Voters in Barre City will consider a 1 percent local option tax on Town Meeting Day — and it’s not the first time they’ve been asked to adopt the tax.
"In 2004, 2016 and 2017, the voters of Barre have rejected a local option tax," explains Bill Moore, president of the Central Vermont Chamber of Commerce. "This will be the third consecutive year that it’s back, and we’re hopeful the voters use their good judgment and reject it again."
Moore and the chamber have been vocal opponents of local option taxes in Central Vermont. Prior to last year's Town Meeting Day, the chamber fought proposals in Barre City and Montpelier. Montpelier passed the tax, but Barre City did not.
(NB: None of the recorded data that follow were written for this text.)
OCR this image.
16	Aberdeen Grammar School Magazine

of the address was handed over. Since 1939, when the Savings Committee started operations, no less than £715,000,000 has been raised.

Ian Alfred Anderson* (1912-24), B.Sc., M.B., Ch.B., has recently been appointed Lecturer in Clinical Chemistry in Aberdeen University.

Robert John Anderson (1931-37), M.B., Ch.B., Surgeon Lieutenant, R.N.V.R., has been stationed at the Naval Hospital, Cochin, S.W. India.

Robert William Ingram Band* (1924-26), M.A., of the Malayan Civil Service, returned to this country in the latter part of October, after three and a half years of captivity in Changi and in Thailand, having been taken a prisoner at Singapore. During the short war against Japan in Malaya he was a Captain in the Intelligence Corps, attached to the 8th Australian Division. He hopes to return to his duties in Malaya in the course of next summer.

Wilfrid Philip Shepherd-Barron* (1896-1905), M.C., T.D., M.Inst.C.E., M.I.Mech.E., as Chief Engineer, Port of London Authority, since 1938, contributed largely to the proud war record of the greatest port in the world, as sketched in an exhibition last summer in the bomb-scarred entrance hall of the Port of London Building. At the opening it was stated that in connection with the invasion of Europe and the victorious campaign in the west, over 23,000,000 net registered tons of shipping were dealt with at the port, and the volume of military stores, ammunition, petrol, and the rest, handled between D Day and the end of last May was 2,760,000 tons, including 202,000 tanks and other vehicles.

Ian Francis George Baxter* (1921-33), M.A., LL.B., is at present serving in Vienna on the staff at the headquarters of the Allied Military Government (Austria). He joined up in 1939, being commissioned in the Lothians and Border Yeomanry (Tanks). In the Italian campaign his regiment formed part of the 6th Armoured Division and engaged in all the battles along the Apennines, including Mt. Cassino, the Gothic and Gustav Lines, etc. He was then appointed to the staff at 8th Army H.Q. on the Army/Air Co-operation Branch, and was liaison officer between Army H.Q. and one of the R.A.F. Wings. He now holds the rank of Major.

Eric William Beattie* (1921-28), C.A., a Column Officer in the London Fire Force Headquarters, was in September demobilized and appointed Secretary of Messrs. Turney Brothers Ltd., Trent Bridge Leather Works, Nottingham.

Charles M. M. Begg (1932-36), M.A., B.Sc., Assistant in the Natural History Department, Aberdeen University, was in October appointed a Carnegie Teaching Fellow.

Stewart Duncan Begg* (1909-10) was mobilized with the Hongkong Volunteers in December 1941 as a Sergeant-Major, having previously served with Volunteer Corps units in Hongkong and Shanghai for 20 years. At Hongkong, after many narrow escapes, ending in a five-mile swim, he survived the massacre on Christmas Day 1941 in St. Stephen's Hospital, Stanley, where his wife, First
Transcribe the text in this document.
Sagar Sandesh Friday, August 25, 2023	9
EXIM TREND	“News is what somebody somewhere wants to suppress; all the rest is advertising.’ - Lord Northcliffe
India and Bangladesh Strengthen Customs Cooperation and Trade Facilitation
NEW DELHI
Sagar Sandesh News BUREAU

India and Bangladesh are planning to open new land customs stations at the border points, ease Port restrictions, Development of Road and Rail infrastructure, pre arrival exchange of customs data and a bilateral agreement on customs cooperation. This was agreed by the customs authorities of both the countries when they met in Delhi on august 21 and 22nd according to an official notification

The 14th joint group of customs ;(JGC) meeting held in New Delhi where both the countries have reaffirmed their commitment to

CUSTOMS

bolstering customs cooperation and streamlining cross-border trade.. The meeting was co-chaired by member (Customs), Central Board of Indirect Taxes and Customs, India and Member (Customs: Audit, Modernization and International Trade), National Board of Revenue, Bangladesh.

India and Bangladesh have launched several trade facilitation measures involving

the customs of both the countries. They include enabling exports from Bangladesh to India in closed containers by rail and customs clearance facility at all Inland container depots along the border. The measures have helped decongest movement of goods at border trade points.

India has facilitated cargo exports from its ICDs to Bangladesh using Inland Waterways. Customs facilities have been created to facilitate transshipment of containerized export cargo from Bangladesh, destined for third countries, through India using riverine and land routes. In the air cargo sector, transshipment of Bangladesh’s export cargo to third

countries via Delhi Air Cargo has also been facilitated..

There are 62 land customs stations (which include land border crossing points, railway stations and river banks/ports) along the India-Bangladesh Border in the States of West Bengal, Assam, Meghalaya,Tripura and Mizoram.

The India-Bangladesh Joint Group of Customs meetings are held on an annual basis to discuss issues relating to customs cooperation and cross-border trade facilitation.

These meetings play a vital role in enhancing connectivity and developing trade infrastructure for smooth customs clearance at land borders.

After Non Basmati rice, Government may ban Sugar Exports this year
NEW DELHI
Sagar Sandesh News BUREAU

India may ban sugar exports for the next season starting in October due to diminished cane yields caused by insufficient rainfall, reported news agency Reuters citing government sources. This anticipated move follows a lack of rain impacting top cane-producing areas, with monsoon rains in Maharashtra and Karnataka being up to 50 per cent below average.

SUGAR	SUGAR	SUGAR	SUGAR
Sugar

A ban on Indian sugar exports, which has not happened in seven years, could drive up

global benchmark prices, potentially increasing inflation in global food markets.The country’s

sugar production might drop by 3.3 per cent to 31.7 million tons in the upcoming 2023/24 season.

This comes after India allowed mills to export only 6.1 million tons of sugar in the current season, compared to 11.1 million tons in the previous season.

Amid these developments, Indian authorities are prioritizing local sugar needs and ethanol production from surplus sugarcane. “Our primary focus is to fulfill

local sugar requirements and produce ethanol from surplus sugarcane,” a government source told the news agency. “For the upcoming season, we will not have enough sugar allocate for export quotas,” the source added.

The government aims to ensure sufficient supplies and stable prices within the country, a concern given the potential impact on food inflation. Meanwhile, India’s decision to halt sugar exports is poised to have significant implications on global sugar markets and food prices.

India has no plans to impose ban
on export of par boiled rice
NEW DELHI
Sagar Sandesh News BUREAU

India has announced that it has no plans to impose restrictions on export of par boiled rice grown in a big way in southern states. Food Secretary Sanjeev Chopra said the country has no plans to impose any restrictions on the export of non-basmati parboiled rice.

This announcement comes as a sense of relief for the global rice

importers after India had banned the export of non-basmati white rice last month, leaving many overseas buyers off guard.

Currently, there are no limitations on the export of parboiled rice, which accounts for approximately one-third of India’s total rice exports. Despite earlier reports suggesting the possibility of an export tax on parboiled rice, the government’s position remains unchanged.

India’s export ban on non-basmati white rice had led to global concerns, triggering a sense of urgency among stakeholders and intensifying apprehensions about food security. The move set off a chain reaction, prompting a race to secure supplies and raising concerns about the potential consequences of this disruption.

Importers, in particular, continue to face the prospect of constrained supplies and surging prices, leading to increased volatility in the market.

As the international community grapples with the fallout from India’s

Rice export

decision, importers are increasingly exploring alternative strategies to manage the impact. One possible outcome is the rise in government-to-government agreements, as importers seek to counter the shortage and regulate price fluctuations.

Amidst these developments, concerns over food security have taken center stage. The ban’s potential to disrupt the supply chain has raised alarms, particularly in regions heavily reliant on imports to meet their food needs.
Twenty Vermont communities have some form of local option tax, which has been allowed under state law since 2005.
The first two times Barre City proposed a charter change to allow the collection of a 1 percent tax, officials asked for a sales tax as well as a tax on lodging and restaurants.
Last year, the ballot question dropped the sales tax and focused solely on rooms, meals and alcoholic beverages. Barre Mayor Thom Lauzon says the vote was much closer.
Lauzon says the proposal failed in 2016 by around 300 or 400 votes, but in 2017, "we closed the gap to 22."
That’s 22 votes out of 1,063 ballots cast. To Lauzon and the City Council, it was close enough to try again.
Barre City estimates it will raise $217,000 a year from the tax. Lauzon says it will be used exclusively to pay for street paving and sidewalk replacement.
"I don’t think it’s unreasonable to ask people who are visiting our city and people who live here to contribute a very small amount to keep streets and sidewalks in good repair," he says. "So, you know, if you had a $50 tab in a restaurant, that tab would go to $50.50."
Lauzon says the alternatives are either raising property taxes or not doing the roadwork. And, he says, property taxes have increased enough, due to some major downtown revitalization projects in recent years.
"We’ve really asked people to invest a lot of money in their community – and they’ve really stepped up," he says. "What we’ve realized in the past four years is that, you know, we can’t continue to rely on property taxes to get these ... great projects done."
But Moore says there is another option besides raising taxes or dropping projects:
"Frankly, the city needs to do a better job of looking at its budget," Moore says. "Why not call the manager’s team together and tell his department heads, 'find another 1 percent or 2 percent'? That’s not hard to do. In an $11 million budget, it would hardly be noticed."
Doug Doenges also wants the city to reduce spending. He’s the owner of Soup n' Greens, in Barre City.
"Well, we’re a family-type restaurant," he explains. "We’ve been here for 32 years."
Doenges says he sees some out-of-town customers, but he estimates 95 percent of the people he serves are locals.
"So, the local option tax, I’m totally against it because it’s going to hurt the local people," he says. "And I think the city has to learn to live within its means, just like the rest of us do. And it’s as simple as that."
Doenges predicts if Barre does enact the local tax, some of his customers will drive down the road to Berlin or Williamstown, where there is no local tax.
But Lauzon says the numbers don't support that concern.
"When you look at the municipalities who affected a local options tax," he says, "the data demonstrates that no one experienced a decrease in economic activity because of this."
Lauzon points to tax department statistics that show average annual sales have actually risen in Vermont towns with local option taxes — and in Williston and Wilmington, the increase has been in the double-digits.